Though polls show Biden ahead of Trump for Latino voters, Marquez said there is still a level of distrust in the Latino community stemming from the Obama administration's complicated immigration record.
"I trust the polls a little bit, but that's not to say that we should relax and kind of take it for granted," Marquez said. "We should still keep the pedal to the metal until Election Day."
He added that even though Democratic leaders emphasize removing Trump from office is of utmost importance, that's not going to solve all the problems he sees.
"There's still a lot of work that needs to be done and I think we just need to do a better job of listening to each other and trying to understand,” Marquez said. “Democrats like to blame Trump for all the problems but Trump is just a symptom.”
— Tabitha Mueller
Larry Gonzales, 62, Las Vegas
Larry Gonzales describes himself as "super anti-Trump.”
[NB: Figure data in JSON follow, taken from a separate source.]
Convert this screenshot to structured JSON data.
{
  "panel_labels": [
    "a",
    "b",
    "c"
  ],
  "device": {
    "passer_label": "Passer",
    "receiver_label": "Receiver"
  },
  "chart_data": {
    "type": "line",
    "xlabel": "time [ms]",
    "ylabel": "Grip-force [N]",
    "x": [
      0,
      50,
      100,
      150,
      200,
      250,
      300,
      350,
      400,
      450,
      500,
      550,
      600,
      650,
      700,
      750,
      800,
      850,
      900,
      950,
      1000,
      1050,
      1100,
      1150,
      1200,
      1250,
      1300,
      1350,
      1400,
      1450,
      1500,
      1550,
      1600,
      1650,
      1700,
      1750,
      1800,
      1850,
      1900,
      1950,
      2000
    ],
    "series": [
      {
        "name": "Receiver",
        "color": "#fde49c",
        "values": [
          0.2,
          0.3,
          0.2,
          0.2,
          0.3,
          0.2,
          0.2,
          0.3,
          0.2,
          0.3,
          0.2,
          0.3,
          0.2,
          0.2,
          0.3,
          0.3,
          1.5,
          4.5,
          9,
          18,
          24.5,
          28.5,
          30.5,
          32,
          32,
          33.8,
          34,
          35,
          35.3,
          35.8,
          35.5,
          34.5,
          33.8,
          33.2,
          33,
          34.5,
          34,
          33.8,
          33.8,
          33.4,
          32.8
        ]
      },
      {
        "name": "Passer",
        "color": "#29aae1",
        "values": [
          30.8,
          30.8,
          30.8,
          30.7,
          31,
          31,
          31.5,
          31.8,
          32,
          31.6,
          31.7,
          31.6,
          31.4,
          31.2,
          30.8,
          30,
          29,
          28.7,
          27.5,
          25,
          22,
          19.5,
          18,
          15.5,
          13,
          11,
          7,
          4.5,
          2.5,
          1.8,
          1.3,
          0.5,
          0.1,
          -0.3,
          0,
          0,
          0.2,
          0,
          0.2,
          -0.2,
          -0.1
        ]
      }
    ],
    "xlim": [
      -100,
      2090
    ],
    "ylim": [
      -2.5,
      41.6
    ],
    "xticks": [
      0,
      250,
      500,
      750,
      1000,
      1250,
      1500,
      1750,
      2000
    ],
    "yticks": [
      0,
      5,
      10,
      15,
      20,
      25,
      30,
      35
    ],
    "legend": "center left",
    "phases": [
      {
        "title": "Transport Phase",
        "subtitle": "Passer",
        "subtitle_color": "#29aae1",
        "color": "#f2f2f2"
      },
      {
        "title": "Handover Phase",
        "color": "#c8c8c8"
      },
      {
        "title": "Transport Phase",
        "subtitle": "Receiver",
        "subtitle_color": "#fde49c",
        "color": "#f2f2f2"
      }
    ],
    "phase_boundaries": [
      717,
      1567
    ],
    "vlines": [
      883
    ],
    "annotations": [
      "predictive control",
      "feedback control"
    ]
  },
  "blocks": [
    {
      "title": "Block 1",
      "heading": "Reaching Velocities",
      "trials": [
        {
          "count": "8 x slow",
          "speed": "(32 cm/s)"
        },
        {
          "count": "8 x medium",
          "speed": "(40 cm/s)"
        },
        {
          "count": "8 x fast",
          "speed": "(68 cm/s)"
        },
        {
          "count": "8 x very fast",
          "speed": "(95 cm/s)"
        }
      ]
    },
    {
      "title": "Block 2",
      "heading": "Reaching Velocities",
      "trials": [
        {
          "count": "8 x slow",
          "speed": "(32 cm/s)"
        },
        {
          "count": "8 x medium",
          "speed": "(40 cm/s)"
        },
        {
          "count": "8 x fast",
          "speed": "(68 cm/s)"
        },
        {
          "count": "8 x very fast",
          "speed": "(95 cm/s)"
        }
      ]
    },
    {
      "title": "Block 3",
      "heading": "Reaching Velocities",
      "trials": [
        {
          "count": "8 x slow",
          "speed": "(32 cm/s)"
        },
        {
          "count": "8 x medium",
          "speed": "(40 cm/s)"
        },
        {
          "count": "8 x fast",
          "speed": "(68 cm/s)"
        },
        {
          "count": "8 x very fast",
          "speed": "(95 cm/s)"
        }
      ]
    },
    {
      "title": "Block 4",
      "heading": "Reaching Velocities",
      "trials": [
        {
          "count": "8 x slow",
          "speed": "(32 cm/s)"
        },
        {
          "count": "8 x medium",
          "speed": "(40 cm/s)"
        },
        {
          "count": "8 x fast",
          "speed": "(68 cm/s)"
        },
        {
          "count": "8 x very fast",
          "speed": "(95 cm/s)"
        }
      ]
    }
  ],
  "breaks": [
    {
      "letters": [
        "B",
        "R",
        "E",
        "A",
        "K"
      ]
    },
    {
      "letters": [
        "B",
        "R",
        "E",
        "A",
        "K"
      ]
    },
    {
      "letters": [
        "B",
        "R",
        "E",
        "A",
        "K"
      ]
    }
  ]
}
The Las Vegas resident of 40 years said he doesn't like the comments the president makes, from the "Sleepy Joe" nickname for his presidential opponent to his inaccurate likening of COVID-19 to the flu. Gonzales especially took offense to Trump's remarks about John McCain when he said that he liked "people who weren't captured" in reference to the late senator being a prisoner of war in Vietnam.
Gonzales, a registered nonpartisan, said he voted for Hillary Clinton in 2016 and will vote for Biden during early voting this year.
"[It's] his character more than anything," he said. "I did say if Trump turned the economy around and did a good job, I'd come around. And he was doing a good job, but I feel that some of his comments are just not appropriate for a president — they're racist."
A retired casino shift manager, Gonzales said that Trump blankets all Latino immigrants as "crooks." He said Trump has incited fear in the community with his anti-immigrant rhetoric, particularly for DREAMers, based on anecdotes he's heard from his daughter who is a teacher at a school with a large Latino and immigrant population.
Gonzales said Trump's abilities as a businessman might have partially redeemed the president in his eyes if he used that experience to help the economy or decrease the national debt, which Trump said he would eliminate over eight years. But Gonzales said Trump is a "bad businessman," pointing to the bankruptcy filings of several of his businesses and the increases of the national debt during his presidential tenure that are expected to further balloon.
Although politicians have been criticized for courting people of color during election years only to abandon them once they're elected, Gonzales said he thinks Biden will support the Latino community even after the results come in. He likened Biden to a white politician from his youth in Los Angeles who was present in the Latino community he represented.
"I think [Biden] will show up. I mean he was vice president to our first African-American president," Gonzales said. "He's not gonna be like Trump."